Arnon Mantver, the chief executive officer of JDC-Israel, explained that the programs were relevant to the participants despite the fact that Israel is a developed Western country that focuses on the absorption of immigrants, whereas these developing countries know mostly negative migration – of people leaving for Western countries.

“First of all, there was a large presence at the seminar of representatives from Eastern Europe, where there definitely is a situation of absorbing many immigrants, who see these countries as an entryway to Europe as a whole. The rules for joining the EU also demand of these states a certain standard in the area of immigration, such as resources and humanitarian treatment, and in this matter the instruction they were given is relevant, at least in the model for absorbing immigrants. Beyond that, all of the participating countries are dealing with a problem of citizens who have left them, for the most part the most talented of them, and our experience in these areas is relevant to them,” he told Ha’aretz.

Celia Victoria, a legal advisor at the Immigration Ministry of El Salvador said she was particularly impressed by the relations between Israel and the Diaspora: “You are investing a special effort in this, and the results are evident. We don’t have anyone who nurtures the connection with a citizen who has left the country, and if he helps the country it is only at his own initiative and because he wants to,” she said.

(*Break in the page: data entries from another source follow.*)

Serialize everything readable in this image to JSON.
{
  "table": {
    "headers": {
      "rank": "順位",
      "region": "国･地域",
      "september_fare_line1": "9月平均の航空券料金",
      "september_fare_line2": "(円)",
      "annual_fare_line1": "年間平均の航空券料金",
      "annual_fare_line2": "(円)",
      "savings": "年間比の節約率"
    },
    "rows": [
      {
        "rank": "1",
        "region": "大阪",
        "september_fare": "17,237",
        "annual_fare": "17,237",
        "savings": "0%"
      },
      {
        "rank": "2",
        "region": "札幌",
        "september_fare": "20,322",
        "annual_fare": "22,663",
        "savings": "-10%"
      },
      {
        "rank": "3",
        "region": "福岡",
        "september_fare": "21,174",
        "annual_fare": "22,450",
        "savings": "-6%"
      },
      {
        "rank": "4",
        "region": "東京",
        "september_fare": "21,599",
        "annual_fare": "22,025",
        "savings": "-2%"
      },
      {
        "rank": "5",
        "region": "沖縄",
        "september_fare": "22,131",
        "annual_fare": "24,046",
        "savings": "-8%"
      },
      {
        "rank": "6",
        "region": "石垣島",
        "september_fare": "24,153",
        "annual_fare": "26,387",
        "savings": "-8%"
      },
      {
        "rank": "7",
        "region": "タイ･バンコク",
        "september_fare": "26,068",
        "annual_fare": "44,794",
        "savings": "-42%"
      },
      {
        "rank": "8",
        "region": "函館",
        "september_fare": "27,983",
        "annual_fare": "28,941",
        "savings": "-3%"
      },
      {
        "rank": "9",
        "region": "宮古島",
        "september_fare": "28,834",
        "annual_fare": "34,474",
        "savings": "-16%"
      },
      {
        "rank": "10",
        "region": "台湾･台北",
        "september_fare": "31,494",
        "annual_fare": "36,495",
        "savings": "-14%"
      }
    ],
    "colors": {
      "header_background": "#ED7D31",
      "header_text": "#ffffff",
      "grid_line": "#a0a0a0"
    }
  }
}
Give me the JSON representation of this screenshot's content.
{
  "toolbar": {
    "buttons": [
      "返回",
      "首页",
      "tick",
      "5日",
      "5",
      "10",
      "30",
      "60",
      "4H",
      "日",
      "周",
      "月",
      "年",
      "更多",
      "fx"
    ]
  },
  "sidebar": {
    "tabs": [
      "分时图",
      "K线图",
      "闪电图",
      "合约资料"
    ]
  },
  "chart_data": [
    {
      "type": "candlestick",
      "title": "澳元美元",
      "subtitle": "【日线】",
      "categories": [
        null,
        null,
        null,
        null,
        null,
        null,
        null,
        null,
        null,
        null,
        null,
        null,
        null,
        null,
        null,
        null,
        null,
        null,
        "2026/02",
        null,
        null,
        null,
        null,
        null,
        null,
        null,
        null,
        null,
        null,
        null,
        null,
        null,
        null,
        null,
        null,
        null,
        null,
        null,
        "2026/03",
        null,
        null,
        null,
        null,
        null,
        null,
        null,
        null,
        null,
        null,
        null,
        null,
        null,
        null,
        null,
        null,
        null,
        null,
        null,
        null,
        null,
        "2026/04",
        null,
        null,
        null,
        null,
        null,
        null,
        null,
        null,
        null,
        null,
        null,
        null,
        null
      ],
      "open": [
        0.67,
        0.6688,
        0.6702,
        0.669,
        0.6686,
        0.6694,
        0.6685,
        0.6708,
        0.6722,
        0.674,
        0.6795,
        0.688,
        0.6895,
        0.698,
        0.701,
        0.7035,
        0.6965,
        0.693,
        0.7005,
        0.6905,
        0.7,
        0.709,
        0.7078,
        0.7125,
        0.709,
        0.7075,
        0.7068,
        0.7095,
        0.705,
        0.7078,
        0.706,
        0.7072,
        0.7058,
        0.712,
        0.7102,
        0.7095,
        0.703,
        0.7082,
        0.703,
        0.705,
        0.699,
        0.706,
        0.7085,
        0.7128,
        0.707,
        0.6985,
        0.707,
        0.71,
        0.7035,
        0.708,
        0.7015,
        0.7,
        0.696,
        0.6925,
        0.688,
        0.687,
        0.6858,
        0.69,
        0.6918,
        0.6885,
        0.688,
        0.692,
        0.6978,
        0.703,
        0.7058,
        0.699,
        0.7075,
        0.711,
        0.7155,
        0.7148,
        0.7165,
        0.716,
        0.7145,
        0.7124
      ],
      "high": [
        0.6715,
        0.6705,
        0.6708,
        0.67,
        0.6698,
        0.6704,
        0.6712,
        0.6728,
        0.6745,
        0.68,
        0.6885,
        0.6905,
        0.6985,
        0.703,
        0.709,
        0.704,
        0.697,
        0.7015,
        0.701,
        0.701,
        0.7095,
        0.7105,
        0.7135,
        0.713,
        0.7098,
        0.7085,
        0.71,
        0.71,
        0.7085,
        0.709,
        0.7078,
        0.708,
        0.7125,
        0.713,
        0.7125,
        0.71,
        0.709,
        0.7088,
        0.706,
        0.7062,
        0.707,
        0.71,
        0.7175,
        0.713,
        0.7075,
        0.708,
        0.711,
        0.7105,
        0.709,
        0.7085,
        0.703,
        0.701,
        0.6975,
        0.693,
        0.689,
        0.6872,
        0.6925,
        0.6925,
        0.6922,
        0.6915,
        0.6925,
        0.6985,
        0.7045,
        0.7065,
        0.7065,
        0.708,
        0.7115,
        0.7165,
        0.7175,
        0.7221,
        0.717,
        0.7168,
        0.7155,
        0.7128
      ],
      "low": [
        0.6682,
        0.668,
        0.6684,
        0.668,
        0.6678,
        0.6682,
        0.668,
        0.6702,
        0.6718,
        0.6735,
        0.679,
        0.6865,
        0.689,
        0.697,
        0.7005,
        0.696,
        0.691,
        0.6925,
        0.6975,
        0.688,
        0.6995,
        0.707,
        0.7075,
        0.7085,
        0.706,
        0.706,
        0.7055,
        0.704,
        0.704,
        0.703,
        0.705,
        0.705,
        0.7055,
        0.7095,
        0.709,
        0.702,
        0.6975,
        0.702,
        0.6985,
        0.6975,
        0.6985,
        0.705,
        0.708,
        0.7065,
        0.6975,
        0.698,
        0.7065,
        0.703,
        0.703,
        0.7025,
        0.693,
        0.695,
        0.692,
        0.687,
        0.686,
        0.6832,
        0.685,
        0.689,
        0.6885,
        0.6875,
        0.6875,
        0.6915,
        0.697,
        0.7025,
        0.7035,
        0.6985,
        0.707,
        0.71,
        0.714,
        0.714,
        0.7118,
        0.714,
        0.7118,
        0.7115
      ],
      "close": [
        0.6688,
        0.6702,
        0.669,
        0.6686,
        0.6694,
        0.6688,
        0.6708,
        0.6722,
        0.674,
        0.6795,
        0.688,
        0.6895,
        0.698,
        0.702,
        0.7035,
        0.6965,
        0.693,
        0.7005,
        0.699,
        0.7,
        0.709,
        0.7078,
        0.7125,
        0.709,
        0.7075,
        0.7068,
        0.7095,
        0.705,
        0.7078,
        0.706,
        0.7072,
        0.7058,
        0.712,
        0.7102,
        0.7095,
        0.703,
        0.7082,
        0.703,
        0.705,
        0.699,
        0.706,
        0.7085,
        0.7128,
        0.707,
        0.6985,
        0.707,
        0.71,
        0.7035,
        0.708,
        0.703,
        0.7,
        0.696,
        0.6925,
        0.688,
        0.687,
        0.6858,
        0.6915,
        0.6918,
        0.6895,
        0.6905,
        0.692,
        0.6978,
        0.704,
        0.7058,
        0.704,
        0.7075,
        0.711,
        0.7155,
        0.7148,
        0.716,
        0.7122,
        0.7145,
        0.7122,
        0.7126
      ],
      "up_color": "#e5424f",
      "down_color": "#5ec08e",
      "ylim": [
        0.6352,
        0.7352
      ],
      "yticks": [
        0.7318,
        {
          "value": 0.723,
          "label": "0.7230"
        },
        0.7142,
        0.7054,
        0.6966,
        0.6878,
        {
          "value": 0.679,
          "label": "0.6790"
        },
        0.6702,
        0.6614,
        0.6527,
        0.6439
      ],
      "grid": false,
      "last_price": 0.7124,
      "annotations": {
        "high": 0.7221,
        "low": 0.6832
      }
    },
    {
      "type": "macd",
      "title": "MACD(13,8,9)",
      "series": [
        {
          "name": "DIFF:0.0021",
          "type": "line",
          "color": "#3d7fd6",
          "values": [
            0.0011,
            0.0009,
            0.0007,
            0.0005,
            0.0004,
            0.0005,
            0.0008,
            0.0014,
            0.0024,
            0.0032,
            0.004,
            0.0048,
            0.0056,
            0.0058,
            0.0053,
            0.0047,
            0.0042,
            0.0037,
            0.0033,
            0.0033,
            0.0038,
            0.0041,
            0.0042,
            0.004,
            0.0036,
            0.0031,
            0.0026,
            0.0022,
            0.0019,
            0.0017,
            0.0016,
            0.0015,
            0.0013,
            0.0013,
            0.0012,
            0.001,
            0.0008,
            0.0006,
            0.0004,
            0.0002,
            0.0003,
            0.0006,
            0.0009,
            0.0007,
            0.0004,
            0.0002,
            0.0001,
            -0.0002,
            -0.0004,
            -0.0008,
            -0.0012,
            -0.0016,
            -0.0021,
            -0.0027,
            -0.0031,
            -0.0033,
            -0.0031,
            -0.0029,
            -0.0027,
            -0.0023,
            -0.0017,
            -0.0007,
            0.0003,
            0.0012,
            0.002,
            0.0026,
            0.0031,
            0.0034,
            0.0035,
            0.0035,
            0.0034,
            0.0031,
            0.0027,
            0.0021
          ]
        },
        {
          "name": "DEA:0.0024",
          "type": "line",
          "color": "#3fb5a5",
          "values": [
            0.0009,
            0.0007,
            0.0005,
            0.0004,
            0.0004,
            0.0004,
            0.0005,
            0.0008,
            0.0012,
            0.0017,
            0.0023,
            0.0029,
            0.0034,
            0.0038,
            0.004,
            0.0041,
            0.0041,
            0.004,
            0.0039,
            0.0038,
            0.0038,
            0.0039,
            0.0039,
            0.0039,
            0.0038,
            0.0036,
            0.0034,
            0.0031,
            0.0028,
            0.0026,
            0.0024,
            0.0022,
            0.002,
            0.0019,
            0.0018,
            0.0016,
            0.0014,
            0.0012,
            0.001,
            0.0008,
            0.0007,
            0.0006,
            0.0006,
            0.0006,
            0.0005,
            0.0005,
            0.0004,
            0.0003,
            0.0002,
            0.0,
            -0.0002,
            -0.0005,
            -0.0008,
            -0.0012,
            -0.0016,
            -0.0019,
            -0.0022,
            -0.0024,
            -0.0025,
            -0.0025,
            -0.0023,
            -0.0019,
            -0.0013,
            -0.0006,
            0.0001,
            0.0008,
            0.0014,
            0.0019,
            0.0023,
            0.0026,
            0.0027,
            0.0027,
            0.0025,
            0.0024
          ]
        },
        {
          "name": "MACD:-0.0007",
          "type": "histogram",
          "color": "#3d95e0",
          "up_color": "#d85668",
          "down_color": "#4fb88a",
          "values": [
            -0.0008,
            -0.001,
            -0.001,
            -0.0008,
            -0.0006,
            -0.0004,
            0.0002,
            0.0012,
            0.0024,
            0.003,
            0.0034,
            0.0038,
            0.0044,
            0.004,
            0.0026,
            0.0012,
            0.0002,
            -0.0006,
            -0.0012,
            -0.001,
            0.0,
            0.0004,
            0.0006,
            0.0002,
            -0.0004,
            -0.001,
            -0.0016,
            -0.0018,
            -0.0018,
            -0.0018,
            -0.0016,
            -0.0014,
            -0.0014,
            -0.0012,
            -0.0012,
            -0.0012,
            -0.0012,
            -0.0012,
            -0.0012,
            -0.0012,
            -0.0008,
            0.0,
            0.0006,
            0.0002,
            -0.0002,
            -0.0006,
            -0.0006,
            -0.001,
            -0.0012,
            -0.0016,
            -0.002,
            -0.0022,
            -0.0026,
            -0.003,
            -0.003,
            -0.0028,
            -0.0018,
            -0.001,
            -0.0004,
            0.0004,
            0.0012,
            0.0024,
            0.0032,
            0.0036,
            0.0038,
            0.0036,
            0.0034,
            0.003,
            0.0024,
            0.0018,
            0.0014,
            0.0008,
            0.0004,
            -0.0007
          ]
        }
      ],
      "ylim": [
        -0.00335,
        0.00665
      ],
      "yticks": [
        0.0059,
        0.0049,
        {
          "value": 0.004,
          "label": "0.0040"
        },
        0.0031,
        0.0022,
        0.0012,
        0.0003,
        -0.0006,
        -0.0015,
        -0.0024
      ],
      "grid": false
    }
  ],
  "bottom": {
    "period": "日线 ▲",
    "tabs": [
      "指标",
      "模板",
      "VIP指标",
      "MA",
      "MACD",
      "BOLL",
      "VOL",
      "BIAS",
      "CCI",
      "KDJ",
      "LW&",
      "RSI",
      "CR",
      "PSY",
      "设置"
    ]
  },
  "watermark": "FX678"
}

Victoria, was moved by the ceremony for greeting new immigrants at Ben-Gurion
International Airport. “It is moving to see how they are welcomed so beautifully from the first moment. It gives a feeling that the state is really working hard so that people feel at home here,” she told Ha’aretz.

Jorge Peraza-Breedy, a representative of the Center for International Migration in Central America who lives in Costa Rica, was impressed by “the attention and resources that are given here to the integration of the immigrants into the population.”

When he heard that in Israel there is, nonetheless, a sense that integration is not good enough, he even took the trouble to “console” the critics with his own experience.

“First of all, for integration to succeed, it’s important that those who are being integrated also invest effort in it. It is also impossible to evaluate the success in the short term. Most of the new immigrants who complain, like the immigrants from Russia and Ethiopia, arrived here only a relatively short time ago and it can’t be expected that their integration will be so rapid. Anyway, in the end it is necessary to realize that in every society there are different levels of participation and the sense of belonging,” he told Ha’aretz.

According to the JDC’s Bardach, more conferences are planned for the future, and the rewards of this conference are just beginning to be reaped.

“The participants walked away with many practical tools. I’ve already been in touch with many of them who have told me they’d developed project ideas they’re running by their directors. They want to move ahead and continue consultations with us.”